教員からのメッセージ
萬歳 寛之 教授
国際法を専門とする法学者。同大学法学学術院教授。国際法学会理事。外務省 日EU関係賢人会合委員、日本台湾交流協会 日台若手研究者共同研究事業・国際法部門(座長)。2016年に安達峰一郎記念賞受賞。著書に「国際違法行為責任の研究」(成文堂)など。
主な担当科目:国際法、国際社会と法、主専攻法学演習(国際法)
その国の中で守られる国内法に対し、私が専門とする国際法は、簡単に言えば、国と国との間で取り決められた約束事になります。
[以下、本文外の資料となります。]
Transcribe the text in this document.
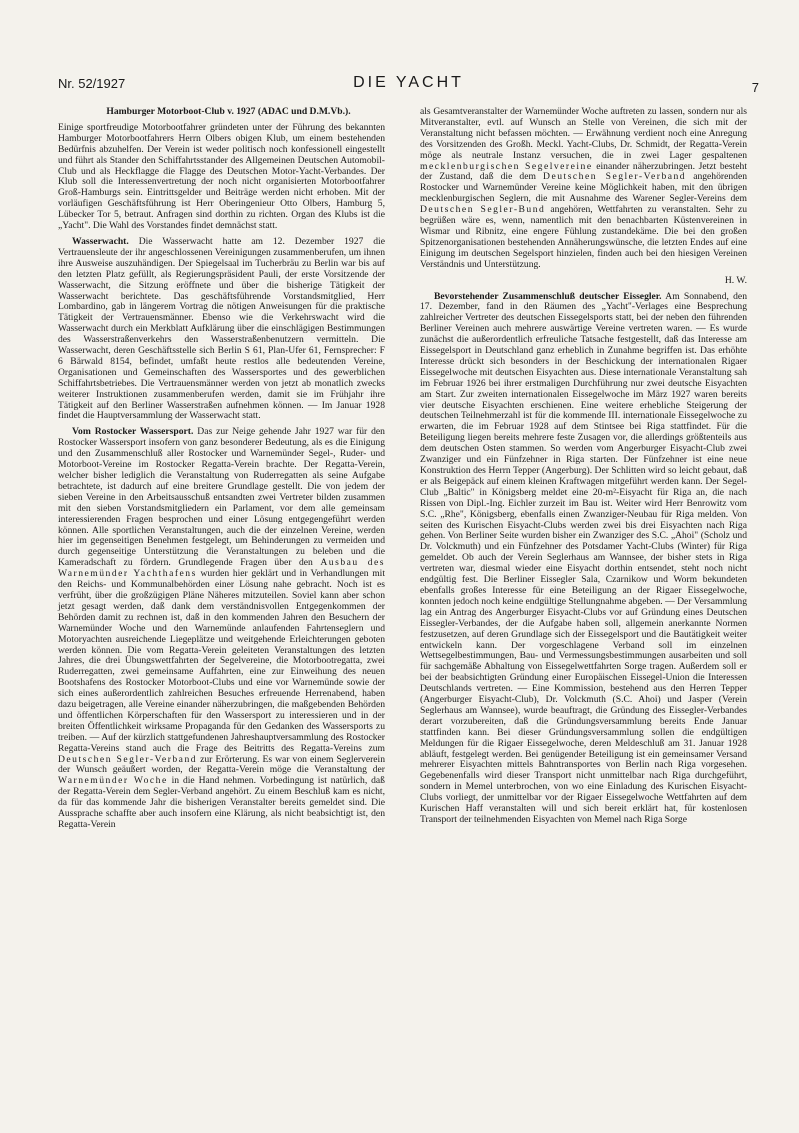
Nr. 52/1927	DIE YACHT	7

Hamburger Motorboot-Club v. 1927 (ADAC und D.M.Vb.).

Einige sportfreudige Motorbootfahrer gründeten unter der Führung des bekannten Hamburger Motorbootfahrers Herrn Olbers obigen Klub, um einem bestehenden Bedürfnis abzuhelfen. Der Verein ist weder politisch noch konfessionell eingestellt und führt als Stander den Schiffahrtsstander des Allgemeinen Deutschen Automobil-Club und als Heckflagge die Flagge des Deutschen Motor-Yacht-Verbandes. Der Klub soll die Interessenvertretung der noch nicht organisierten Motorbootfahrer Groß-Hamburgs sein. Eintrittsgelder und Beiträge werden nicht erhoben. Mit der vorläufigen Geschäftsführung ist Herr Oberingenieur Otto Olbers, Hamburg 5, Lübecker Tor 5, betraut. Anfragen sind dorthin zu richten. Organ des Klubs ist die „Yacht". Die Wahl des Vorstandes findet demnächst statt.

Wasserwacht. Die Wasserwacht hatte am 12. Dezember 1927 die Vertrauensleute der ihr angeschlossenen Vereinigungen zusammenberufen, um ihnen ihre Ausweise auszuhändigen. Der Spiegelsaal im Tucherbräu zu Berlin war bis auf den letzten Platz gefüllt, als Regierungspräsident Pauli, der erste Vorsitzende der Wasserwacht, die Sitzung eröffnete und über die bisherige Tätigkeit der Wasserwacht berichtete. Das geschäftsführende Vorstandsmitglied, Herr Lombardino, gab in längerem Vortrag die nötigen Anweisungen für die praktische Tätigkeit der Vertrauensmänner. Ebenso wie die Verkehrswacht wird die Wasserwacht durch ein Merkblatt Aufklärung über die einschlägigen Bestimmungen des Wasserstraßenverkehrs den Wasserstraßenbenutzern vermitteln. Die Wasserwacht, deren Geschäftsstelle sich Berlin S 61, Plan-Ufer 61, Fernsprecher: F 6 Bärwald 8154, befindet, umfaßt heute restlos alle bedeutenden Vereine, Organisationen und Gemeinschaften des Wassersportes und des gewerblichen Schiffahrtsbetriebes. Die Vertrauensmänner werden von jetzt ab monatlich zwecks weiterer Instruktionen zusammenberufen werden, damit sie im Frühjahr ihre Tätigkeit auf den Berliner Wasserstraßen aufnehmen können. — Im Januar 1928 findet die Hauptversammlung der Wasserwacht statt.

Vom Rostocker Wassersport. Das zur Neige gehende Jahr 1927 war für den Rostocker Wassersport insofern von ganz besonderer Bedeutung, als es die Einigung und den Zusammenschluß aller Rostocker und Warnemünder Segel-, Ruder- und Motorboot-Vereine im Rostocker Regatta-Verein brachte. Der Regatta-Verein, welcher bisher lediglich die Veranstaltung von Ruderregatten als seine Aufgabe betrachtete, ist dadurch auf eine breitere Grundlage gestellt. Die von jedem der sieben Vereine in den Arbeitsausschuß entsandten zwei Vertreter bilden zusammen mit den sieben Vorstandsmitgliedern ein Parlament, vor dem alle gemeinsam interessierenden Fragen besprochen und einer Lösung entgegengeführt werden können. Alle sportlichen Veranstaltungen, auch die der einzelnen Vereine, werden hier im gegenseitigen Benehmen festgelegt, um Behinderungen zu vermeiden und durch gegenseitige Unterstützung die Veranstaltungen zu beleben und die Kameradschaft zu fördern. Grundlegende Fragen über den Ausbau des Warnemünder Yachthafens wurden hier geklärt und in Verhandlungen mit den Reichs- und Kommunalbehörden einer Lösung nahe gebracht. Noch ist es verfrüht, über die großzügigen Pläne Näheres mitzuteilen. Soviel kann aber schon jetzt gesagt werden, daß dank dem verständnisvollen Entgegenkommen der Behörden damit zu rechnen ist, daß in den kommenden Jahren den Besuchern der Warnemünder Woche und den Warnemünde anlaufenden Fahrtenseglern und Motoryachten ausreichende Liegeplätze und weitgehende Erleichterungen geboten werden können. Die vom Regatta-Verein geleiteten Veranstaltungen des letzten Jahres, die drei Übungswettfahrten der Segelvereine, die Motorbootregatta, zwei Ruderregatten, zwei gemeinsame Auffahrten, eine zur Einweihung des neuen Bootshafens des Rostocker Motorboot-Clubs und eine vor Warnemünde sowie der sich eines außerordentlich zahlreichen Besuches erfreuende Herrenabend, haben dazu beigetragen, alle Vereine einander näherzubringen, die maßgebenden Behörden und öffentlichen Körperschaften für den Wassersport zu interessieren und in der breiten Öffentlichkeit wirksame Propaganda für den Gedanken des Wassersports zu treiben. — Auf der kürzlich stattgefundenen Jahreshauptversammlung des Rostocker Regatta-Vereins stand auch die Frage des Beitritts des Regatta-Vereins zum Deutschen Segler-Verband zur Erörterung. Es war von einem Seglerverein der Wunsch geäußert worden, der Regatta-Verein möge die Veranstaltung der Warnemünder Woche in die Hand nehmen. Vorbedingung ist natürlich, daß der Regatta-Verein dem Segler-Verband angehört. Zu einem Beschluß kam es nicht, da für das kommende Jahr die bisherigen Veranstalter bereits gemeldet sind. Die Aussprache schaffte aber auch insofern eine Klärung, als nicht beabsichtigt ist, den Regatta-Verein

als Gesamtveranstalter der Warnemünder Woche auftreten zu lassen, sondern nur als Mitveranstalter, evtl. auf Wunsch an Stelle von Vereinen, die sich mit der Veranstaltung nicht befassen möchten. — Erwähnung verdient noch eine Anregung des Vorsitzenden des Großh. Meckl. Yacht-Clubs, Dr. Schmidt, der Regatta-Verein möge als neutrale Instanz versuchen, die in zwei Lager gespaltenen mecklenburgischen Segelvereine einander näherzubringen. Jetzt besteht der Zustand, daß die dem Deutschen Segler-Verband angehörenden Rostocker und Warnemünder Vereine keine Möglichkeit haben, mit den übrigen mecklenburgischen Seglern, die mit Ausnahme des Warener Segler-Vereins dem Deutschen Segler-Bund angehören, Wettfahrten zu veranstalten. Sehr zu begrüßen wäre es, wenn, namentlich mit den benachbarten Küstenvereinen in Wismar und Ribnitz, eine engere Fühlung zustandekäme. Die bei den großen Spitzenorganisationen bestehenden Annäherungswünsche, die letzten Endes auf eine Einigung im deutschen Segelsport hinzielen, finden auch bei den hiesigen Vereinen Verständnis und Unterstützung.

H. W.

Bevorstehender Zusammenschluß deutscher Eissegler. Am Sonnabend, den 17. Dezember, fand in den Räumen des „Yacht"-Verlages eine Besprechung zahlreicher Vertreter des deutschen Eissegelsports statt, bei der neben den führenden Berliner Vereinen auch mehrere auswärtige Vereine vertreten waren. — Es wurde zunächst die außerordentlich erfreuliche Tatsache festgestellt, daß das Interesse am Eissegelsport in Deutschland ganz erheblich in Zunahme begriffen ist. Das erhöhte Interesse drückt sich besonders in der Beschickung der internationalen Rigaer Eissegelwoche mit deutschen Eisyachten aus. Diese internationale Veranstaltung sah im Februar 1926 bei ihrer erstmaligen Durchführung nur zwei deutsche Eisyachten am Start. Zur zweiten internationalen Eissegelwoche im März 1927 waren bereits vier deutsche Eisyachten erschienen. Eine weitere erhebliche Steigerung der deutschen Teilnehmerzahl ist für die kommende III. internationale Eissegelwoche zu erwarten, die im Februar 1928 auf dem Stintsee bei Riga stattfindet. Für die Beteiligung liegen bereits mehrere feste Zusagen vor, die allerdings größtenteils aus dem deutschen Osten stammen. So werden vom Angerburger Eisyacht-Club zwei Zwanziger und ein Fünfzehner in Riga starten. Der Fünfzehner ist eine neue Konstruktion des Herrn Tepper (Angerburg). Der Schlitten wird so leicht gebaut, daß er als Beigepäck auf einem kleinen Kraftwagen mitgeführt werden kann. Der Segel-Club „Baltic" in Königsberg meldet eine 20-m²-Eisyacht für Riga an, die nach Rissen von Dipl.-Ing. Eichler zurzeit im Bau ist. Weiter wird Herr Benrowitz vom S.C. „Rhe", Königsberg, ebenfalls einen Zwanziger-Neubau für Riga melden. Von seiten des Kurischen Eisyacht-Clubs werden zwei bis drei Eisyachten nach Riga gehen. Von Berliner Seite wurden bisher ein Zwanziger des S.C. „Ahoi" (Scholz und Dr. Volckmuth) und ein Fünfzehner des Potsdamer Yacht-Clubs (Winter) für Riga gemeldet. Ob auch der Verein Seglerhaus am Wannsee, der bisher stets in Riga vertreten war, diesmal wieder eine Eisyacht dorthin entsendet, steht noch nicht endgültig fest. Die Berliner Eissegler Sala, Czarnikow und Worm bekundeten ebenfalls großes Interesse für eine Beteiligung an der Rigaer Eissegelwoche, konnten jedoch noch keine endgültige Stellungnahme abgeben. — Der Versammlung lag ein Antrag des Angerburger Eisyacht-Clubs vor auf Gründung eines Deutschen Eissegler-Verbandes, der die Aufgabe haben soll, allgemein anerkannte Normen festzusetzen, auf deren Grundlage sich der Eissegelsport und die Bautätigkeit weiter entwickeln kann. Der vorgeschlagene Verband soll im einzelnen Wettsegelbestimmungen, Bau- und Vermessungsbestimmungen ausarbeiten und soll für sachgemäße Abhaltung von Eissegelwettfahrten Sorge tragen. Außerdem soll er bei der beabsichtigten Gründung einer Europäischen Eissegel-Union die Interessen Deutschlands vertreten. — Eine Kommission, bestehend aus den Herren Tepper (Angerburger Eisyacht-Club), Dr. Volckmuth (S.C. Ahoi) und Jasper (Verein Seglerhaus am Wannsee), wurde beauftragt, die Gründung des Eissegler-Verbandes derart vorzubereiten, daß die Gründungsversammlung bereits Ende Januar stattfinden kann. Bei dieser Gründungsversammlung sollen die endgültigen Meldungen für die Rigaer Eissegelwoche, deren Meldeschluß am 31. Januar 1928 abläuft, festgelegt werden. Bei genügender Beteiligung ist ein gemeinsamer Versand mehrerer Eisyachten mittels Bahntransportes von Berlin nach Riga vorgesehen. Gegebenenfalls wird dieser Transport nicht unmittelbar nach Riga durchgeführt, sondern in Memel unterbrochen, von wo eine Einladung des Kurischen Eisyacht-Clubs vorliegt, der unmittelbar vor der Rigaer Eissegelwoche Wettfahrten auf dem Kurischen Haff veranstalten will und sich bereit erklärt hat, für kostenlosen Transport der teilnehmenden Eisyachten von Memel nach Riga Sorge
海外に楽しく旅行できるのも、他国からの侵略を意識せずに心穏やかに生活が送れているのも、国際法によって守られているからです。また、国際法は、「SDGs(持続可能な開発目標)」や「サプライチェーンにおける人権保護」などの社会課題に関わっているので、ビジネスの現場でも無視できません。こうして見ると国際法は、国際社会の未来を担う世界共通の羅針盤・インフラであることが良くわかります。特に国際法の場合、約束を破る行為そのものが、侵略戦争やテロ行為に象徴されるように、由々しき事態を招きやすい。普段はその重要性に目を向けられにくいですが、涙の数を一つでも減らして私たちが怯えず安心した暮らしを叶えるための枠組みを確保する。これは、国際法の大きな存在意義の一つです。
その一方で、法律が存在するということは、必ずその法を犯す人なり、国があることの証しでもあります。私たちの治安や生活を守るにはどうすればいいのか。これを突き詰めて考えることが、国際法ひいては法律を学ぶ醍醐味でもあります。
他国への侵攻や経済格差など、国際社会は混迷かつ複雑で、その安定は脆くはかない。だからこそ国際法を通して、現代の国際社会に吹いている風を理解して、さらに風の吹かせ方についても学ぶ。社会の荒波を乗りこなす上でとても意義のあることだと考えています。